Explode no corpo como o grito da alma que não pode se locomover sozinha, que percebe os descaminhos antes dos meus olhos. 
Que aponta as mudanças necessárias. 
Que quer me arrastar para uma nova porta.

A porta que vejo agora não é a da minha casa, a porta é você.
Olhando pela fresta dos seus olhos miúdos, vislumbro a dimensão outra que se estenderia se eu te atravessasse.  

Uma ideia: atravessar você. Estremeço.

E adivinho no corpo este poema escrito nos seus braços e mãos.
Em meus braços, em minhas mãos, com minhas mãos.
Me atravesso em você. Imagens, sons e cheiros, memórias criadas.  
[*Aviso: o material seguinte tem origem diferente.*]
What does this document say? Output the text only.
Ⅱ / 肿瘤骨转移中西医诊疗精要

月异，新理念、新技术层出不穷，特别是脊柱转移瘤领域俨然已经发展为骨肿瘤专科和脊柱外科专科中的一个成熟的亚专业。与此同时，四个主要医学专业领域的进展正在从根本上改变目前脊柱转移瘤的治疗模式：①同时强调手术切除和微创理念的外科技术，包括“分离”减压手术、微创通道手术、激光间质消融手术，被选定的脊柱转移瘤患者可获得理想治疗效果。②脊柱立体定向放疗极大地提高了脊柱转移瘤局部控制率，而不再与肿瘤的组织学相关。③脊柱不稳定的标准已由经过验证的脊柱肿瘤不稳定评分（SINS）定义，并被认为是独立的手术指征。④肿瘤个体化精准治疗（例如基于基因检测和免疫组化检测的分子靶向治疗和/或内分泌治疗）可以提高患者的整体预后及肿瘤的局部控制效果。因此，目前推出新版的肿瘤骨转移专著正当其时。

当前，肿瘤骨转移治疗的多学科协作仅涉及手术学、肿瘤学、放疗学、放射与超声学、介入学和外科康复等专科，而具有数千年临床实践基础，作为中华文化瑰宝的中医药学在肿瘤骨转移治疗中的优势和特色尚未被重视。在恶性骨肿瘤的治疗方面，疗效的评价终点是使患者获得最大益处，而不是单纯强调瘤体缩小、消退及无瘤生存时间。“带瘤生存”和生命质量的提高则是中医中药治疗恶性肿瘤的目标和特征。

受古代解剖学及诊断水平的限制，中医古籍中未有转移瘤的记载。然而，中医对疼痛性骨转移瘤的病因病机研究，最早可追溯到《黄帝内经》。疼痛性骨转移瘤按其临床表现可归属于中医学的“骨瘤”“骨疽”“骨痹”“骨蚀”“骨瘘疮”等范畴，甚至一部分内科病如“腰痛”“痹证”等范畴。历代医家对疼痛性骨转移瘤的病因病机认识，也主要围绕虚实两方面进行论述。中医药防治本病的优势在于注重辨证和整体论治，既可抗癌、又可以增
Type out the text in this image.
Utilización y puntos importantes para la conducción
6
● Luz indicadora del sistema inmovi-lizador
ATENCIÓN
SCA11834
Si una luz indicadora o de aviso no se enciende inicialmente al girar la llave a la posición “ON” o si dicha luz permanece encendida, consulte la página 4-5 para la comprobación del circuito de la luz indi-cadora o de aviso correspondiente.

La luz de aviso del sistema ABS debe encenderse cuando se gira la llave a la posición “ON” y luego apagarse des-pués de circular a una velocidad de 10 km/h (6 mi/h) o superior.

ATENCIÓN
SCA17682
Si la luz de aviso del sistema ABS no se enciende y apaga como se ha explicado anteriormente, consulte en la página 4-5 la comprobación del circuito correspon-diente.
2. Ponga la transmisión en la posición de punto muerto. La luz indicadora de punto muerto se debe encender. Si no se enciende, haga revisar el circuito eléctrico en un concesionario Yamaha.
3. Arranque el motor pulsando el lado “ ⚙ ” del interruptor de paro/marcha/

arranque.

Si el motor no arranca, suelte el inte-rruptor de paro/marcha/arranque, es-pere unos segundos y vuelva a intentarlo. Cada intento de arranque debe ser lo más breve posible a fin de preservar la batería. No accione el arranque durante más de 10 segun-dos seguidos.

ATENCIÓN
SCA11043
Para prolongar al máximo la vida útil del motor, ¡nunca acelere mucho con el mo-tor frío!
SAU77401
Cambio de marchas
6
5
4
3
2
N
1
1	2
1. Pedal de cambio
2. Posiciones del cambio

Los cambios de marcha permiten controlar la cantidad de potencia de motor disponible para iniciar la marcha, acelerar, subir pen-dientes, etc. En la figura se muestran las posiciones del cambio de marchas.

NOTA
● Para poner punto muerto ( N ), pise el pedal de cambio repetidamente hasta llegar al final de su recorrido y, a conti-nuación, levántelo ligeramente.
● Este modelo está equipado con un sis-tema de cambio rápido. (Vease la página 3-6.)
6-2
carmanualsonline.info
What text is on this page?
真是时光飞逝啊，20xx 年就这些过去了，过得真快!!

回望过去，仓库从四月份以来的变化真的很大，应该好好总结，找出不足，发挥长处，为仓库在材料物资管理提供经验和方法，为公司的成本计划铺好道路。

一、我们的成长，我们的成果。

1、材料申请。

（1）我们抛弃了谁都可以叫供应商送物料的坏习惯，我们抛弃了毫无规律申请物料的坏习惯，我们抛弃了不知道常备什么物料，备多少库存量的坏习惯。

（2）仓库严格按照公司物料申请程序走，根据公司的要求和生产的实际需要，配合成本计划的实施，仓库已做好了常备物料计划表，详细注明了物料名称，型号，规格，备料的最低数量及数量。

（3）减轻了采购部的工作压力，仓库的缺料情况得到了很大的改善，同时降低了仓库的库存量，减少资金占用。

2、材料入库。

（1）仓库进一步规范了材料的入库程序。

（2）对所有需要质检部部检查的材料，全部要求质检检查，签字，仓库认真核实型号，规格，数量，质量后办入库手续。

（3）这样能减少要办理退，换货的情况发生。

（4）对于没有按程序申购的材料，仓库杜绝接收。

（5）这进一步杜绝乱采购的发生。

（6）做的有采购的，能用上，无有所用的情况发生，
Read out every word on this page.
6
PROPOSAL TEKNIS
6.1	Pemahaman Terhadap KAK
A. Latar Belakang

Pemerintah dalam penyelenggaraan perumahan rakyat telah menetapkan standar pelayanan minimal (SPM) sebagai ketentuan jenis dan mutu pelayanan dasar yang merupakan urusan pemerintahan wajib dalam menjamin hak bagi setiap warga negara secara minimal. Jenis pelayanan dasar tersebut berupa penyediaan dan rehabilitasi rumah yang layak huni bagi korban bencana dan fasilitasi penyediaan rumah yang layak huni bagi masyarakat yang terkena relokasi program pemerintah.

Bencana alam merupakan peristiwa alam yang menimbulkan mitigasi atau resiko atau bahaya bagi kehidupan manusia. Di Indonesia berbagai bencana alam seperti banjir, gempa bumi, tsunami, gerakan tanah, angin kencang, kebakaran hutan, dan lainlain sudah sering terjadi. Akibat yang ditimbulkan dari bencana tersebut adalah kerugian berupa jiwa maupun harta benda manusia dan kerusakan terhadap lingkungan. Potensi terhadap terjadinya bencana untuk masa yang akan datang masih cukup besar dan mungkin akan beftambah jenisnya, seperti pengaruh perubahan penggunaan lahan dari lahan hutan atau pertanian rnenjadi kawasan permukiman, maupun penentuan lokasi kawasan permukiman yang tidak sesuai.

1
Palavras me atingem de raspão.

Explodo.  


* * *

terça-feira, 11 de agosto de 2020

Ironia

há flores em agosto
a muito custo e meio sem rosto
brotando do desgosto
desenganadas mas de riso exposto
habitam o compasso decomposto


*

terça-feira, 7 de julho de 2020

Faz de conta


garimpo poemas
que me entreguem teu corpo em palavras
que transformem em imagem memórias vagas
que encarnem em mim ideias guardadas

construo fonemas
que decifrem os signos que não vi em teu rosto
que inventem o que o que não vejo, te deixem exposto
que em meus sentidos produzam teu gosto

eu caço palavras
que me falem de curvas que os olhos não percorreram
que em minhas mãos escrevam o que não viveram
que me adivinhem daquilo que não morreram

eu teço as falas
que me arranhem com letras que um dia inventei
que me dissolvam nos olhos em que não morei
que me ponham no abraço que devaneei



*

segunda-feira, 6 de julho de 2020

Para dizer ao pé do ouvido


sua voz
g r a v e
tece um fio

suave
sugere arrepio
me iça para fora
de meu brio

a textura
d e n s a
me embriaga

invade a nuca
não me larga
me ressoa 
no quadril


*

sexta-feira, 5 de junho de 2020

Rainha Carlota

Querido vizinho da rua de trás;

Te escrevo na esperança de que você possa ao menos compreender uma sombra dos motivos que tenho para não cortar minha árvore.
Não é tão simples quanto parece.
Lamento que suas folhas douradas chovam no seu quintal limpinho.
Lamento que quando o vento sopra forte em seus galhos você seja arrebatado pelo medo de que algum galho dela quebre e rache um pedaço do chão de cimento.
Lamento que você olhe para ela a tremular no céu e não veja o que eu vejo.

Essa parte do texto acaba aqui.